Prologue to World Youth Day begins in Germany
12 August 2005, COLOGNE - The prologue to World Youth Day began Thursday with 120,000 young people arriving in Germany ahead of the Catholic Church's huge international youth congress next week in Cologne.
12 August 2005
COLOGNE - The prologue to World Youth Day began Thursday with 120,000 young people arriving in Germany ahead of the Catholic Church's huge international youth congress next week in Cologne.
There was criticism in Germany of consular missions around the world that have denied visas to hundreds of young pilgrims on suspicion that they were using the World Youth Day to illegally immigrate.
By next Tuesday, when the main part of the event opens in Cologne, some 330,000 pilgrims aged 16-30 will have arrived in Germany for six days of prayer and teaching from a worldwide team of bishops and priests. A further 70,000 young Germans will also take part.

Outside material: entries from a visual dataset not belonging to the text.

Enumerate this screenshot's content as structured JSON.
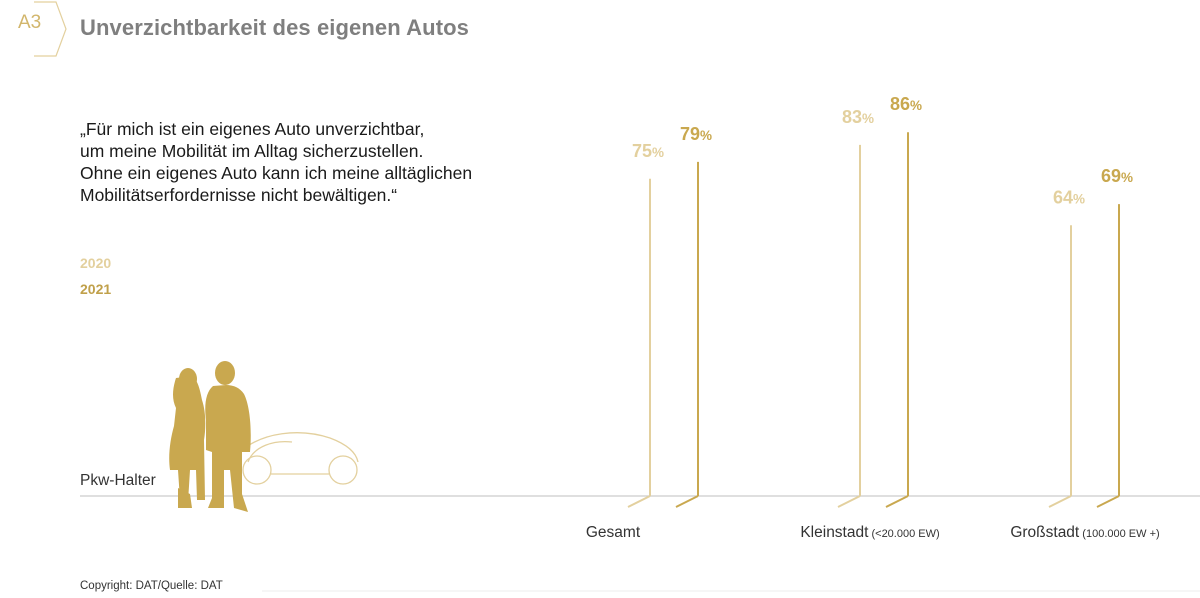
{
  "header": {
    "badge": "A3",
    "title": "Unverzichtbarkeit des eigenen Autos"
  },
  "quote": {
    "lines": [
      "„Für mich ist ein eigenes Auto unverzichtbar,",
      "um meine Mobilität im Alltag sicherzustellen.",
      "Ohne ein eigenes Auto kann ich meine alltäglichen",
      "Mobilitätserfordernisse nicht bewältigen.“"
    ]
  },
  "legend": {
    "y2020": "2020",
    "y2021": "2021"
  },
  "baseline_label": "Pkw-Halter",
  "copyright": "Copyright: DAT/Quelle: DAT",
  "colors": {
    "s2020": "#e3d09e",
    "s2021": "#c9a84f",
    "title": "#7f7f7f",
    "badge": "#d2b66c",
    "baseline": "#cccccc"
  },
  "icons": {
    "people": "people-car-silhouette-icon"
  },
  "chart_data": {
    "type": "bar",
    "categories": [
      {
        "name": "Gesamt",
        "note": ""
      },
      {
        "name": "Kleinstadt",
        "note": "(<20.000 EW)"
      },
      {
        "name": "Großstadt",
        "note": "(100.000 EW +)"
      }
    ],
    "series": [
      {
        "name": "2020",
        "values": [
          75,
          83,
          64
        ],
        "labels": [
          "75",
          "83",
          "64"
        ]
      },
      {
        "name": "2021",
        "values": [
          79,
          86,
          69
        ],
        "labels": [
          "79",
          "86",
          "69"
        ]
      }
    ],
    "unit": "%",
    "ylim": [
      0,
      100
    ],
    "title": "",
    "xlabel": "",
    "ylabel": ""
  }
}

The congress culminates August 21 in a mass celebrated by Pope Benedict XVI.
Armin Laschet, minister of youth and integration in the state of North Rhine-Westphalia, said he understood about 1,000 applicants had not been allowed into Germany. He demanded that Berlin relent.

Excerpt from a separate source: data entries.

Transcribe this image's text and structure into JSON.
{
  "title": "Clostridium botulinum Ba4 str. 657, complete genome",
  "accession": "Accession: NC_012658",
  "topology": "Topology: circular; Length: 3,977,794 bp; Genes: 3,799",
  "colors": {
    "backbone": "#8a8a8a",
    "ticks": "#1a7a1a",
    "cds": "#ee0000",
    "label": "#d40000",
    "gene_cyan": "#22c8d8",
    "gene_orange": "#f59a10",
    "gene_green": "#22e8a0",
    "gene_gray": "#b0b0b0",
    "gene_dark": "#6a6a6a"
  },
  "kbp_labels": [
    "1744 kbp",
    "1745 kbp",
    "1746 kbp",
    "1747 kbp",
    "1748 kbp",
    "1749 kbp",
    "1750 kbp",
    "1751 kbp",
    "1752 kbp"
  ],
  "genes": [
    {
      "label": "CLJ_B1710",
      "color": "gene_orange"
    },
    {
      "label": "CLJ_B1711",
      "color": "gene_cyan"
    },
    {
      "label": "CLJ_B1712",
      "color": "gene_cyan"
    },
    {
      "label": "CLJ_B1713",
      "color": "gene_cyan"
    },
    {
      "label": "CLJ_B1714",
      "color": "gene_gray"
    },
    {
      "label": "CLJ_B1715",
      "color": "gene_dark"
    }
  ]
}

Laschet said some visa applicants had not even been allowed into German embassies to explain that they were bona fide pilgrims.

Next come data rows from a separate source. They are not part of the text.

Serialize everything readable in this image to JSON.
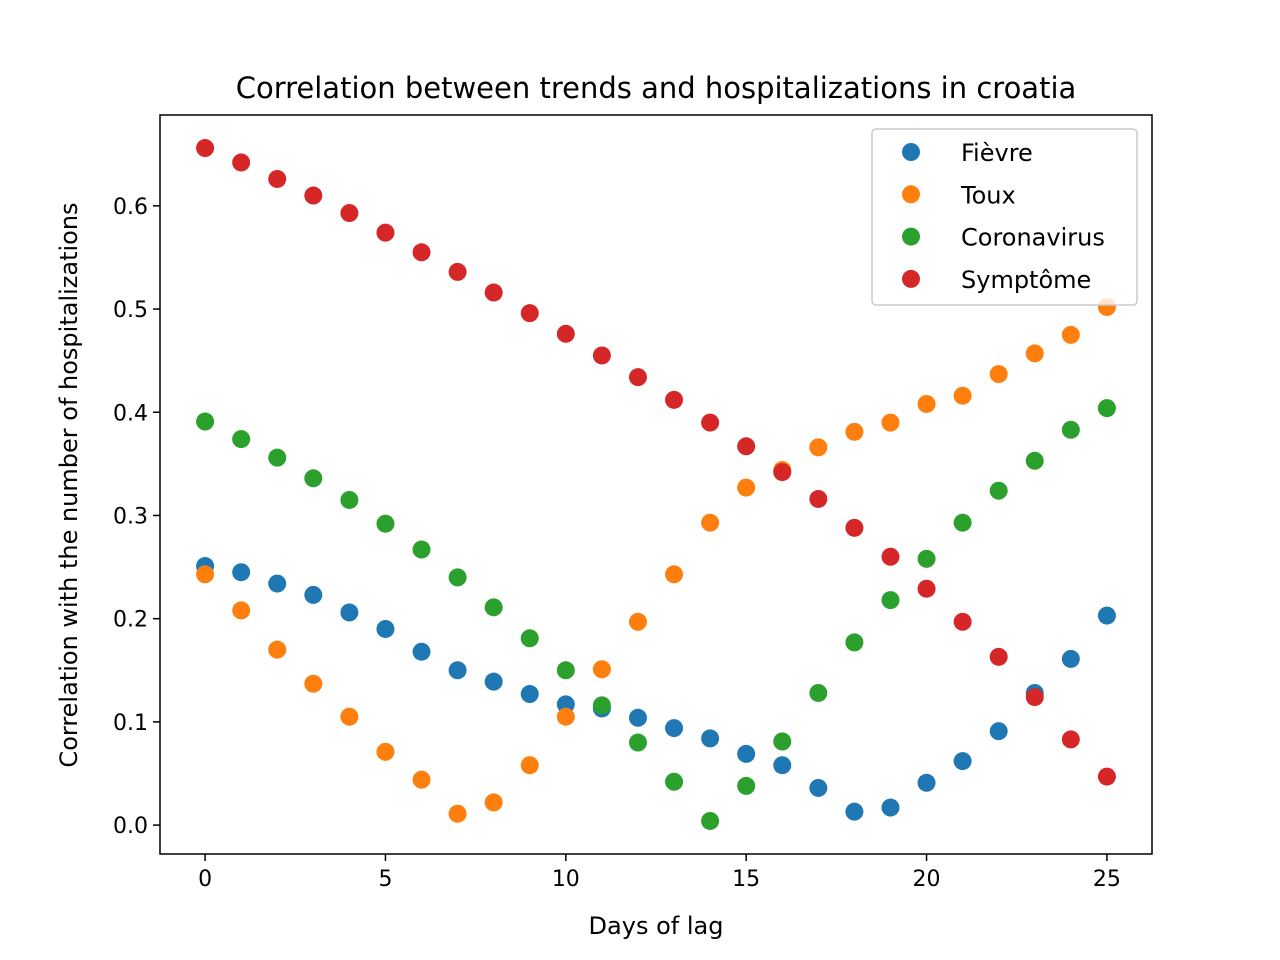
{
  "chart_data": {
    "type": "scatter",
    "title": "Correlation between trends and hospitalizations in croatia",
    "xlabel": "Days of lag",
    "ylabel": "Correlation with the number of hospitalizations",
    "xlim": [
      -1.25,
      26.25
    ],
    "ylim": [
      -0.028,
      0.688
    ],
    "xticks": [
      0,
      5,
      10,
      15,
      20,
      25
    ],
    "xtick_labels": [
      "0",
      "5",
      "10",
      "15",
      "20",
      "25"
    ],
    "yticks": [
      0.0,
      0.1,
      0.2,
      0.3,
      0.4,
      0.5,
      0.6
    ],
    "ytick_labels": [
      "0.0",
      "0.1",
      "0.2",
      "0.3",
      "0.4",
      "0.5",
      "0.6"
    ],
    "grid": false,
    "legend_position": "top-right",
    "x": [
      0,
      1,
      2,
      3,
      4,
      5,
      6,
      7,
      8,
      9,
      10,
      11,
      12,
      13,
      14,
      15,
      16,
      17,
      18,
      19,
      20,
      21,
      22,
      23,
      24,
      25
    ],
    "series": [
      {
        "name": "Fièvre",
        "color": "#1f77b4",
        "values": [
          0.251,
          0.245,
          0.234,
          0.223,
          0.206,
          0.19,
          0.168,
          0.15,
          0.139,
          0.127,
          0.117,
          0.113,
          0.104,
          0.094,
          0.084,
          0.069,
          0.058,
          0.036,
          0.013,
          0.017,
          0.041,
          0.062,
          0.091,
          0.128,
          0.161,
          0.203
        ]
      },
      {
        "name": "Toux",
        "color": "#ff7f0e",
        "values": [
          0.243,
          0.208,
          0.17,
          0.137,
          0.105,
          0.071,
          0.044,
          0.011,
          0.022,
          0.058,
          0.105,
          0.151,
          0.197,
          0.243,
          0.293,
          0.327,
          0.344,
          0.366,
          0.381,
          0.39,
          0.408,
          0.416,
          0.437,
          0.457,
          0.475,
          0.502
        ]
      },
      {
        "name": "Coronavirus",
        "color": "#2ca02c",
        "values": [
          0.391,
          0.374,
          0.356,
          0.336,
          0.315,
          0.292,
          0.267,
          0.24,
          0.211,
          0.181,
          0.15,
          0.116,
          0.08,
          0.042,
          0.004,
          0.038,
          0.081,
          0.128,
          0.177,
          0.218,
          0.258,
          0.293,
          0.324,
          0.353,
          0.383,
          0.404
        ]
      },
      {
        "name": "Symptôme",
        "color": "#d62728",
        "values": [
          0.656,
          0.642,
          0.626,
          0.61,
          0.593,
          0.574,
          0.555,
          0.536,
          0.516,
          0.496,
          0.476,
          0.455,
          0.434,
          0.412,
          0.39,
          0.367,
          0.342,
          0.316,
          0.288,
          0.26,
          0.229,
          0.197,
          0.163,
          0.124,
          0.083,
          0.047
        ]
      }
    ]
  }
}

A report this week in Manila said 300 Filipino applicants had been denied visas to visit Germany for the Catholic festival. In Berlin, the Foreign Office said 43 Manila pilgrims were granted visas Thursday so they could reach Germany next week.
The prologue, known as the 'days of encounter', takes place in dioceses all over Germany and includes a nationwide working bee on Friday. The social-welfare work would build "a new civilization of love and justice".
All those attending the days of encounter had been found accommodation in private homes, said Georg Austen, secretary of World Youth Day.
Catholic parishes all over Germany have voiced disappointment that barely a third of the World Youth Day visitors signed up to attend the prologue, and plans laid months ago to fill church halls with bedding had to be scratched.
Rev. Austen said it was nevertheless a credit to German Catholics that hospitality had been offered on a scale to accommodate 250,000. The motto for the encounters was "guests are a blessing", which derives from an African proverb, he added.